HTML Elements in WebGL: Recursion

– Or: Navigate a Website on a Computer Screen in a Website on a Computer Screen –

Surf in Style: HTML Elements in a WebGL Scene

Jerome Etienne‘s post on HTML Elements in a WebGL surrounding really caught my interest. What I wanted to do was slightly different, though: I wanted a fully accessible website displayed on the screen of a computer 3D model (creating a virtual 3D office in a browser with an interactive computer, phone, stereo and such is an old dream of mine).

Jerome’s post was a good start, and he created tQuery plugins to do it. After reading the source and understanding the concept, it was a pretty easy and straightforward process, except for two issues I ran into. And here’s the result: browse this website in a 3D environment (requires Chrome and features audio, so grab some headphones and turn up the volume).

The concept

If you already read Jerome’s post, you can skip this section. If not, here’s the idea: First, you cannot really merge HTML elements into your scene. The only way to do this would be to make a “screenshot” of the rendered element, and use the resulting image as a texture for a mesh. But then you’d have to do a painful amount of work to make the element interactive – you’d have to delegate all user input correctly to the (hidden) element, let the browser render it, grab a new screenshot and update the texture. I doubt one could get acceptable performance through this technique (statement yet to be proved – in for a challenge, anyone?).
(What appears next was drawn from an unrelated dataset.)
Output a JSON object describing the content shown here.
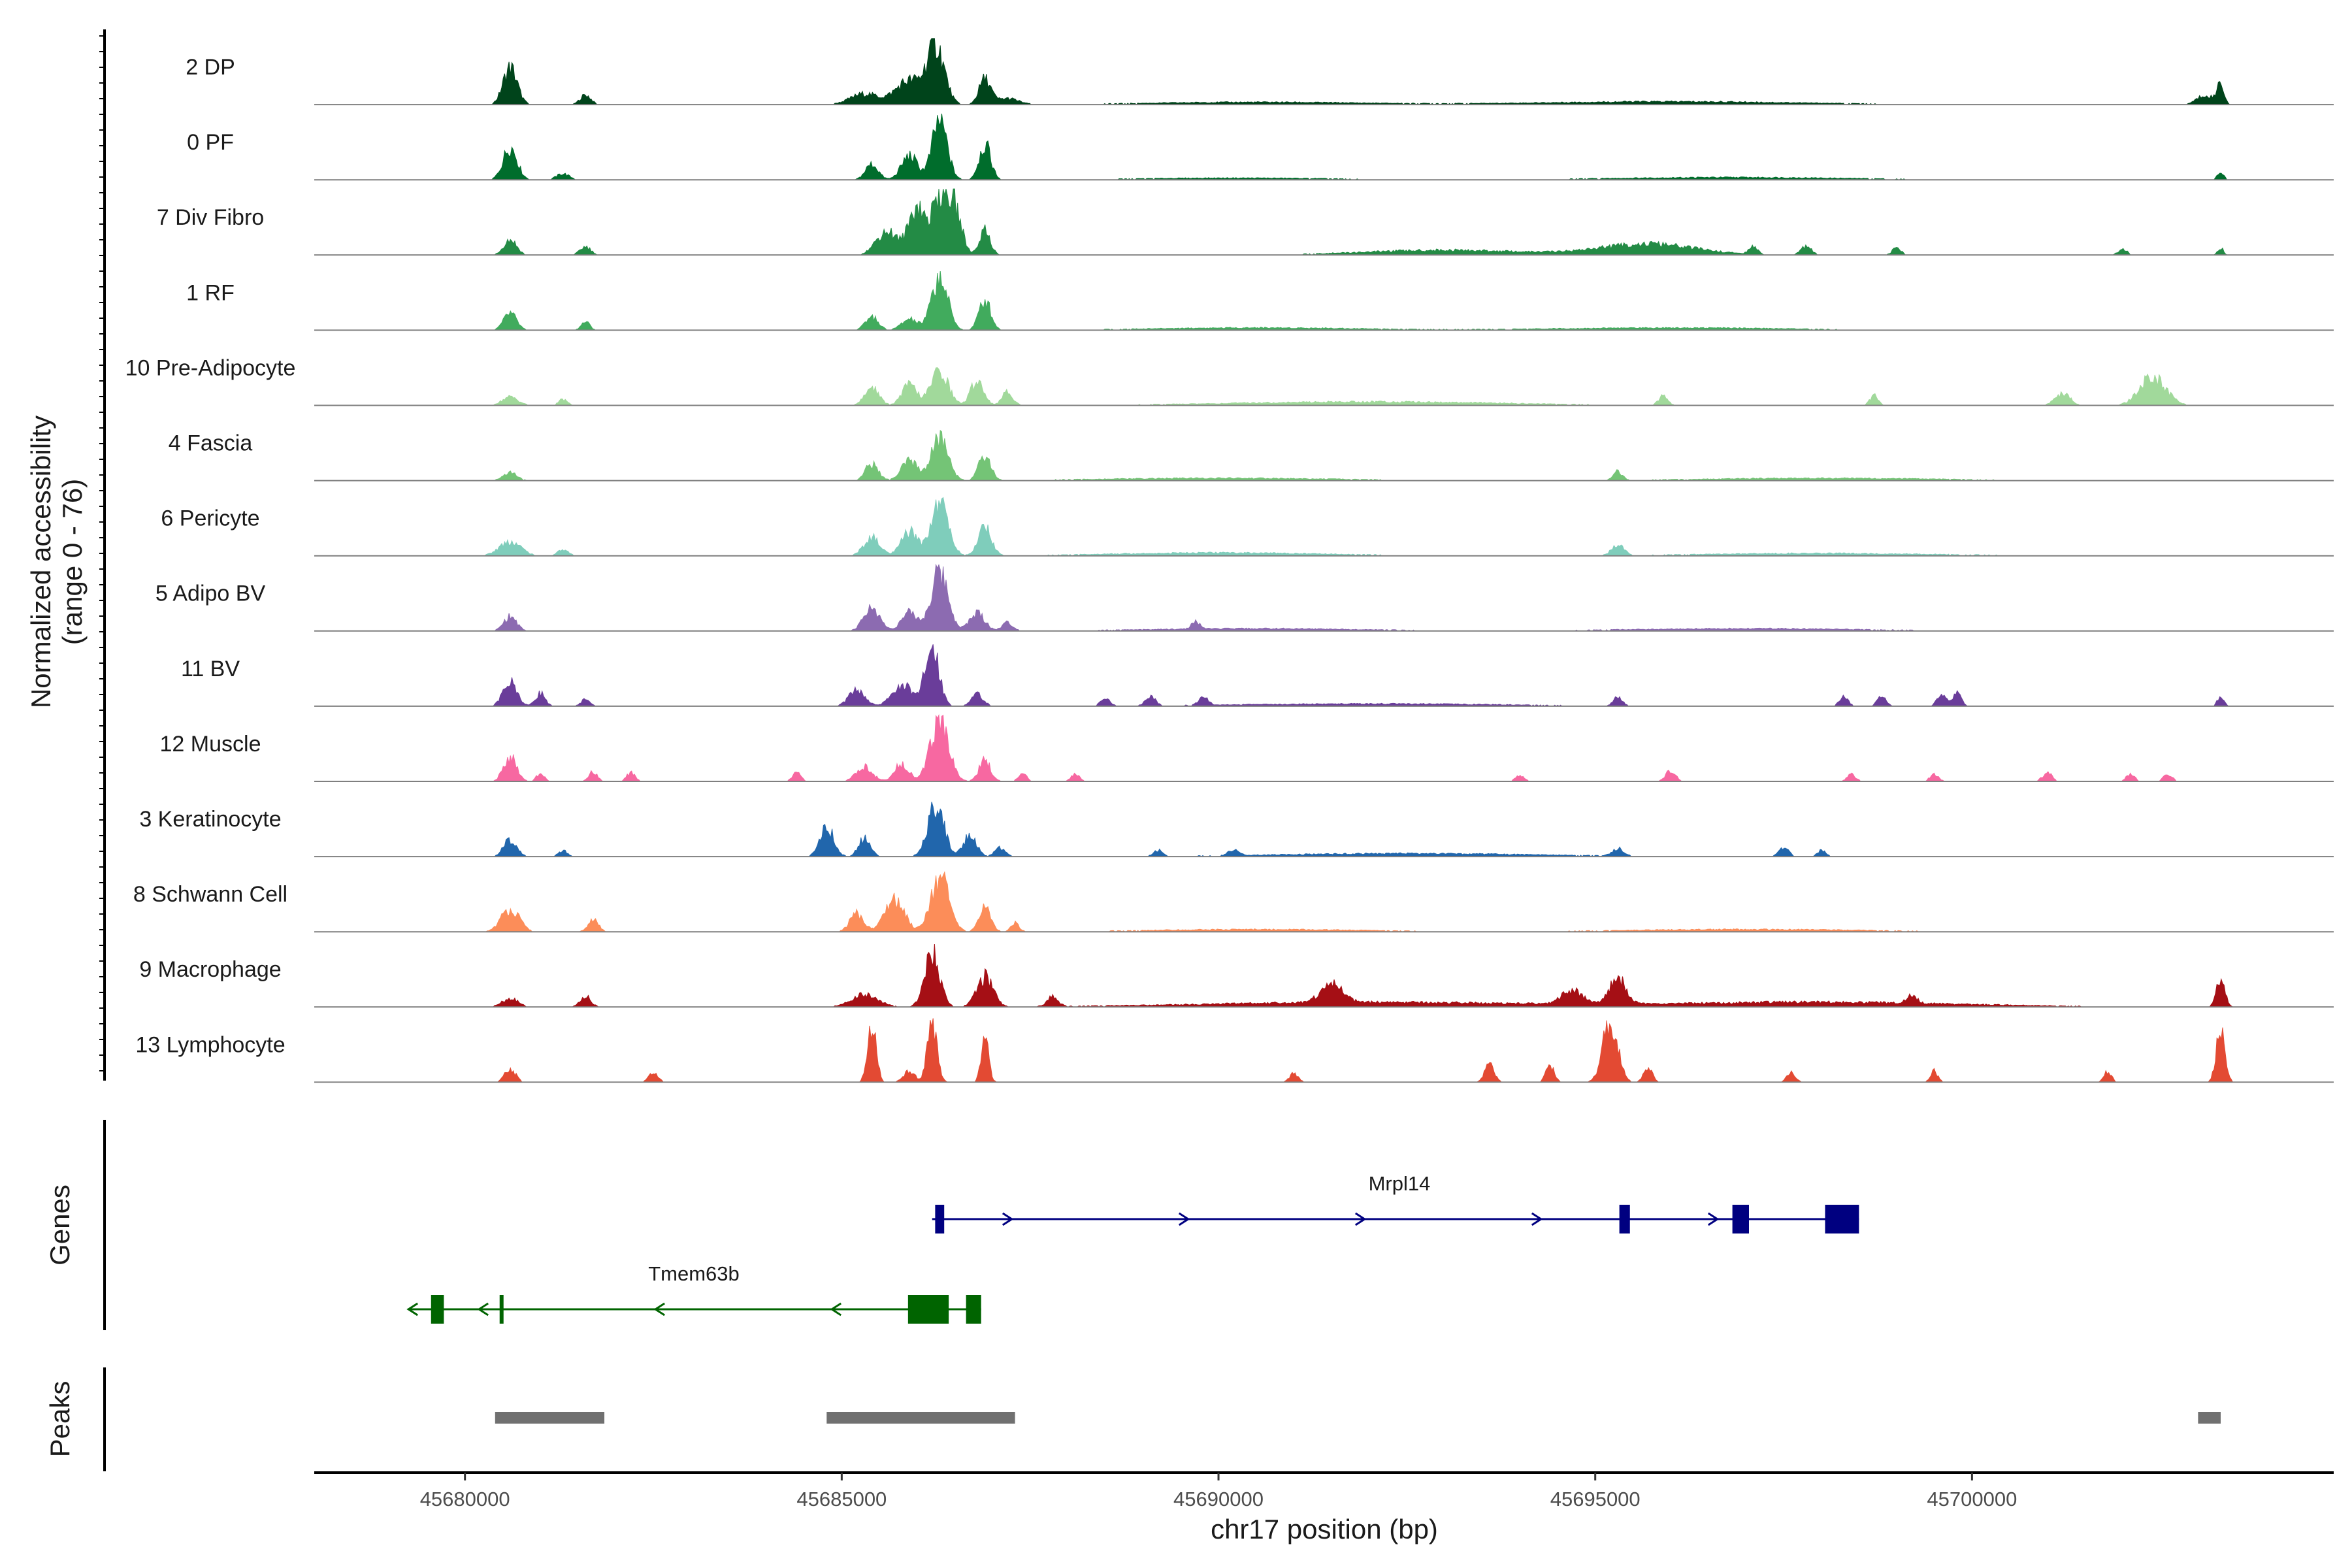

Instead, one stacks two render layers on top of each other: One layer is the WebGL canvas. The other layer is a plain HTML element, containing the element that should be part of the scene. Camera movement in WebGL is done as usual, and for the HTML element it is done using CSS 3D transforms. Yep, CSS 3D transforms can do all you need to achieve this. The tricky thing now is to sync up camera position/rotation changes for both layers.
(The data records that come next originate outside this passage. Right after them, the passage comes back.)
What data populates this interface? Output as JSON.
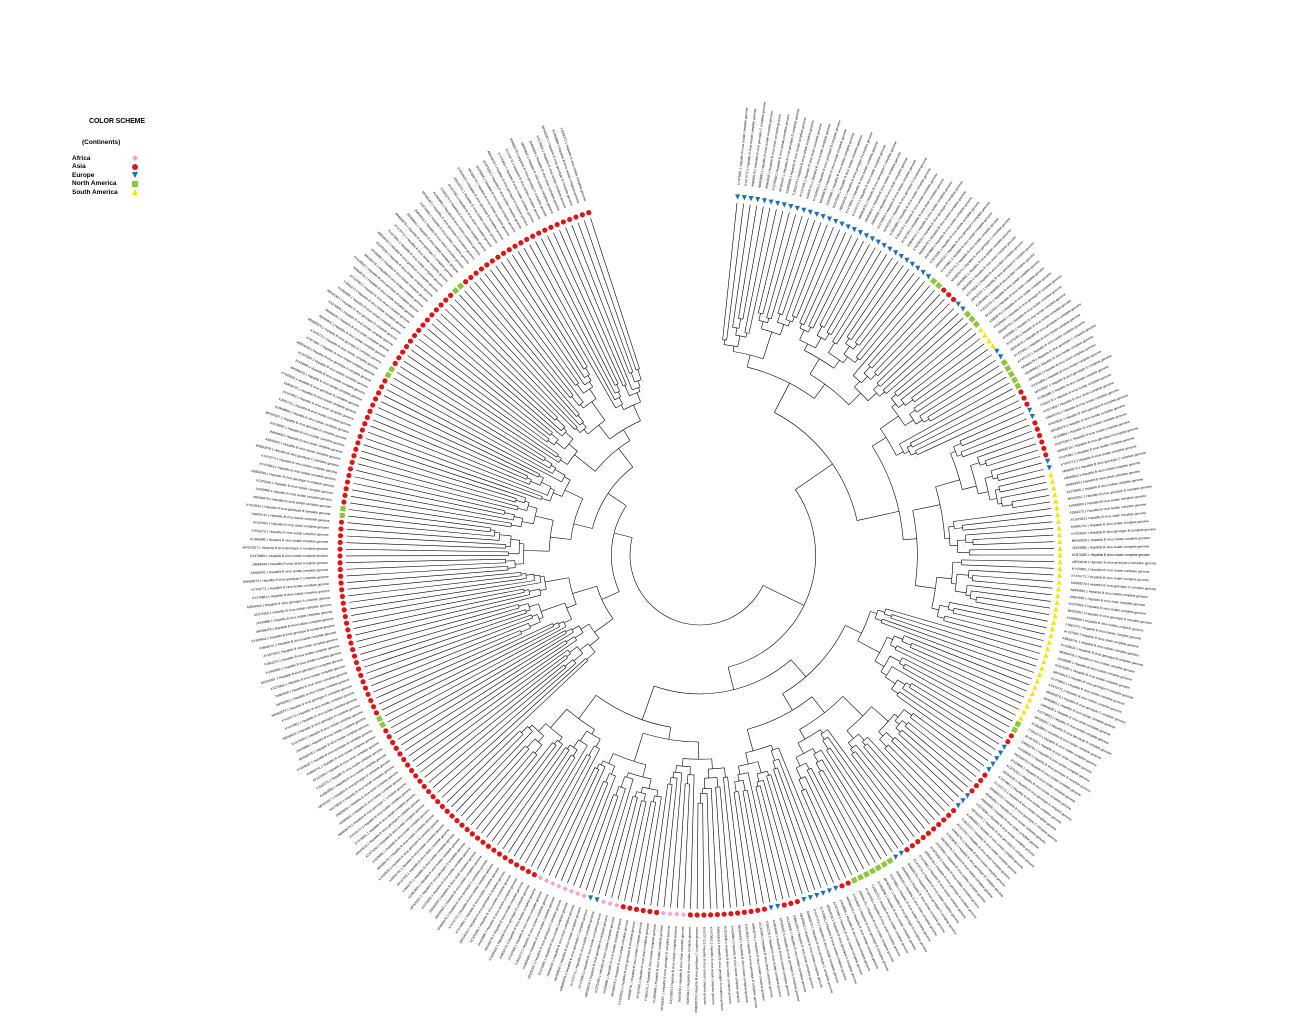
{
  "legend": {
    "title": "COLOR SCHEME",
    "subtitle": "(Continents)",
    "items": [
      {
        "label": "Africa",
        "color": "#f4a6c8",
        "shape": "diamond"
      },
      {
        "label": "Asia",
        "color": "#dd1515",
        "shape": "circle"
      },
      {
        "label": "Europe",
        "color": "#1f6fb8",
        "shape": "triangle-down"
      },
      {
        "label": "North America",
        "color": "#8cc63f",
        "shape": "square"
      },
      {
        "label": "South America",
        "color": "#f2e600",
        "shape": "triangle-up"
      }
    ]
  },
  "tree": {
    "layout": "circular",
    "leaf_label_color": "#000000",
    "branch_color": "#000000",
    "bootstrap_color": "#2e8b2e",
    "sample_labels": [
      "KY470861.1 Hepatitis B virus isolate complete genome",
      "KY470772.1 Hepatitis B virus isolate complete genome",
      "MN683579.1 Hepatitis B virus genotype C complete genome",
      "AB493842.1 Hepatitis B virus isolate complete genome",
      "JN664939.1 Hepatitis B virus strain complete genome",
      "KX276850.1 Hepatitis B virus isolate complete genome",
      "MF925357.1 Hepatitis B virus genotype D complete genome",
      "KU963889.1 Hepatitis B virus isolate complete genome",
      "FJ562270.1 Hepatitis B virus isolate complete genome",
      "AY167093.1 Hepatitis B virus strain complete genome",
      "KM606741.1 Hepatitis B virus isolate complete genome",
      "KY629632.1 Hepatitis B virus genotype B complete genome",
      "MK568478.1 Hepatitis B virus isolate complete genome",
      "JX429886.1 Hepatitis B virus isolate complete genome",
      "KC875260.1 Hepatitis B virus isolate complete genome",
      "AB554018.1 Hepatitis B virus genotype A complete genome"
    ],
    "continent_sequence": [
      {
        "continent": "Europe",
        "count": 32
      },
      {
        "continent": "North America",
        "count": 2
      },
      {
        "continent": "Asia",
        "count": 3
      },
      {
        "continent": "Europe",
        "count": 2
      },
      {
        "continent": "North America",
        "count": 3
      },
      {
        "continent": "South America",
        "count": 4
      },
      {
        "continent": "Europe",
        "count": 2
      },
      {
        "continent": "North America",
        "count": 5
      },
      {
        "continent": "Asia",
        "count": 3
      },
      {
        "continent": "Europe",
        "count": 2
      },
      {
        "continent": "Asia",
        "count": 6
      },
      {
        "continent": "Europe",
        "count": 2
      },
      {
        "continent": "South America",
        "count": 38
      },
      {
        "continent": "North America",
        "count": 2
      },
      {
        "continent": "Asia",
        "count": 2
      },
      {
        "continent": "Europe",
        "count": 5
      },
      {
        "continent": "Asia",
        "count": 4
      },
      {
        "continent": "Europe",
        "count": 3
      },
      {
        "continent": "Asia",
        "count": 10
      },
      {
        "continent": "Europe",
        "count": 2
      },
      {
        "continent": "North America",
        "count": 7
      },
      {
        "continent": "Asia",
        "count": 2
      },
      {
        "continent": "Europe",
        "count": 6
      },
      {
        "continent": "Asia",
        "count": 3
      },
      {
        "continent": "Europe",
        "count": 2
      },
      {
        "continent": "Asia",
        "count": 12
      },
      {
        "continent": "Africa",
        "count": 4
      },
      {
        "continent": "Asia",
        "count": 6
      },
      {
        "continent": "Africa",
        "count": 3
      },
      {
        "continent": "Europe",
        "count": 2
      },
      {
        "continent": "Africa",
        "count": 8
      },
      {
        "continent": "Asia",
        "count": 32
      },
      {
        "continent": "North America",
        "count": 2
      },
      {
        "continent": "Asia",
        "count": 30
      },
      {
        "continent": "North America",
        "count": 2
      },
      {
        "continent": "Asia",
        "count": 20
      },
      {
        "continent": "North America",
        "count": 2
      },
      {
        "continent": "Asia",
        "count": 14
      },
      {
        "continent": "North America",
        "count": 2
      },
      {
        "continent": "Asia",
        "count": 22
      }
    ]
  }
}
THREE.js to the rescue: there is a CSS3DRender that works just like the WebGLRenderer, leveraging CSS 3D transforms. So the THREE.js setup looks like this:

- WebGLRenderer
  - WebGLScene
    - WebGLObjects
- CSSRenderer
  - CSSScene
    - CSSObjects
- globalCamera

In the update loop, you call both renderer’s render() method and pass them their respective scene – and the global camera.
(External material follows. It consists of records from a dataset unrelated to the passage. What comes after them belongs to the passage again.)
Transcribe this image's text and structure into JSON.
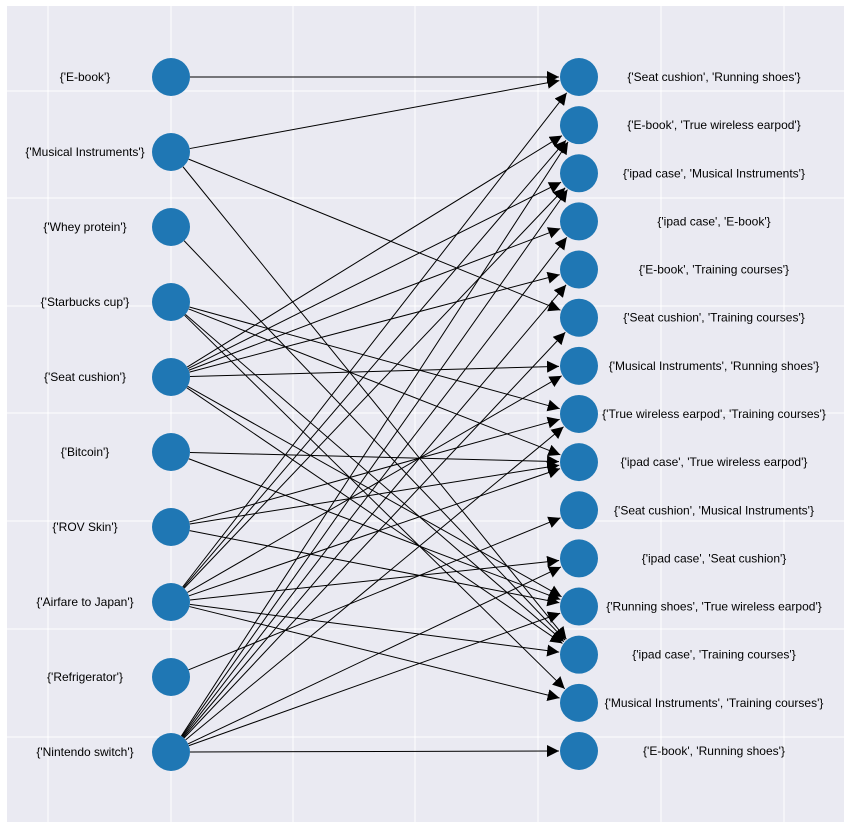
{
  "diagram": {
    "type": "bipartite-directed-graph",
    "colors": {
      "background": "#eaeaf2",
      "grid": "#ffffff",
      "node": "#1f77b4",
      "edge": "#000000"
    },
    "left_nodes": [
      "{'E-book'}",
      "{'Musical Instruments'}",
      "{'Whey protein'}",
      "{'Starbucks cup'}",
      "{'Seat cushion'}",
      "{'Bitcoin'}",
      "{'ROV Skin'}",
      "{'Airfare to Japan'}",
      "{'Refrigerator'}",
      "{'Nintendo switch'}"
    ],
    "right_nodes": [
      "{'Seat cushion', 'Running shoes'}",
      "{'E-book', 'True wireless earpod'}",
      "{'ipad case', 'Musical Instruments'}",
      "{'ipad case', 'E-book'}",
      "{'E-book', 'Training courses'}",
      "{'Seat cushion', 'Training courses'}",
      "{'Musical Instruments', 'Running shoes'}",
      "{'True wireless earpod', 'Training courses'}",
      "{'ipad case', 'True wireless earpod'}",
      "{'Seat cushion', 'Musical Instruments'}",
      "{'ipad case', 'Seat cushion'}",
      "{'Running shoes', 'True wireless earpod'}",
      "{'ipad case', 'Training courses'}",
      "{'Musical Instruments', 'Training courses'}",
      "{'E-book', 'Running shoes'}"
    ],
    "edges": [
      [
        0,
        0
      ],
      [
        1,
        0
      ],
      [
        1,
        5
      ],
      [
        1,
        12
      ],
      [
        2,
        12
      ],
      [
        3,
        7
      ],
      [
        3,
        8
      ],
      [
        3,
        12
      ],
      [
        3,
        13
      ],
      [
        4,
        1
      ],
      [
        4,
        2
      ],
      [
        4,
        3
      ],
      [
        4,
        4
      ],
      [
        4,
        6
      ],
      [
        4,
        11
      ],
      [
        4,
        12
      ],
      [
        5,
        8
      ],
      [
        5,
        11
      ],
      [
        6,
        7
      ],
      [
        6,
        8
      ],
      [
        6,
        11
      ],
      [
        7,
        0
      ],
      [
        7,
        1
      ],
      [
        7,
        2
      ],
      [
        7,
        6
      ],
      [
        7,
        8
      ],
      [
        7,
        10
      ],
      [
        7,
        12
      ],
      [
        7,
        13
      ],
      [
        8,
        9
      ],
      [
        9,
        1
      ],
      [
        9,
        2
      ],
      [
        9,
        3
      ],
      [
        9,
        4
      ],
      [
        9,
        5
      ],
      [
        9,
        7
      ],
      [
        9,
        10
      ],
      [
        9,
        11
      ],
      [
        9,
        14
      ]
    ]
  }
}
WebGLRenderer.render(WebGLScene, globalCamera);
CSSRenderer.render(CSSScene, globalCamera);

Positioning the HTML element

Positioning and scaling the element.

I found that one tricky to do – I took a slightly different approach here than Jerome. Figuring out where to position the element so that it looks like it is part of the computer model screen was tedious, but doable. Another thing was finding out how to scale the element correctly: The size of the rendered 3D model depends on the size of the WebGL canvas and the camera’s FOV. In the end, I played around with some numbers and figured out that I could compute the needed scale like this:

var scale = 1 / ( window.innerWidth / 61.7 );

However, I have no idea why.

Getting events from the iframe

Passing and normalizing mouse move coordinates

The HTML element I display is an iframe. And events belong to windows – so when you move the mouse over an iframe, the parent no longer receives mousemove events. That is a little annoying if you listen to those to rotate the camera. So, you need to pass the events you’re interested in to the parent window yourself. There’s two options here: First, using postMessage. Just listen to the event in the iframe, build your payload object and post it to the parent window (you can’t post the original event, as it can’t be serialized by the structured clone algorithm). The other option – listen to the iframe’s events directly from the parent window. I chose option #2, as both windows share the same origin and it’s faster. Obtaining the correct mouse position has another little pitfall: to get the “real” mouse coordinates, as viewed from outside of the iframe, one needs to check the screen* properties, which report the physical mouse position on the screen. All other properties hold values relative to the iframe’s original dimensions – but in our case the iframe is scaled and distorted. To match screen coordinates to window coordinates, just add another listener to the parent window and store the diffs between screen and window values

Open issues

Blending. In my version, the HTML layer is on top of the WebGL layer, so that the user can directly interact with the iframe contents. That means that the element will always be rendered on top – also if it should be rendered “behind” an object that lives on the WebGL layer. In my case this was no problem, as I limit player/camera movement so that the issue just doesn’t arise. Jerome has covered this more in-depth – and has a solution at hand.

Summary

I really like the results of the experiments, as it’s a little “inception-esque”. You can freely navigate in the iframe and the browser just renders it for you. It’s a real browser in a 3D WebGL scene. That’s awesome! However, it just works as long as if you don’t leave the same-origin area within the iframe, and if you’d want to embed an iframe into a larger scene, things get a little more complicated as you’d have to solve the blending issue and make sure you don’t waste performance on the CSS renderer if the element is not visible, or just barely visible (something like displaying a screenshot texture as a LOD solution).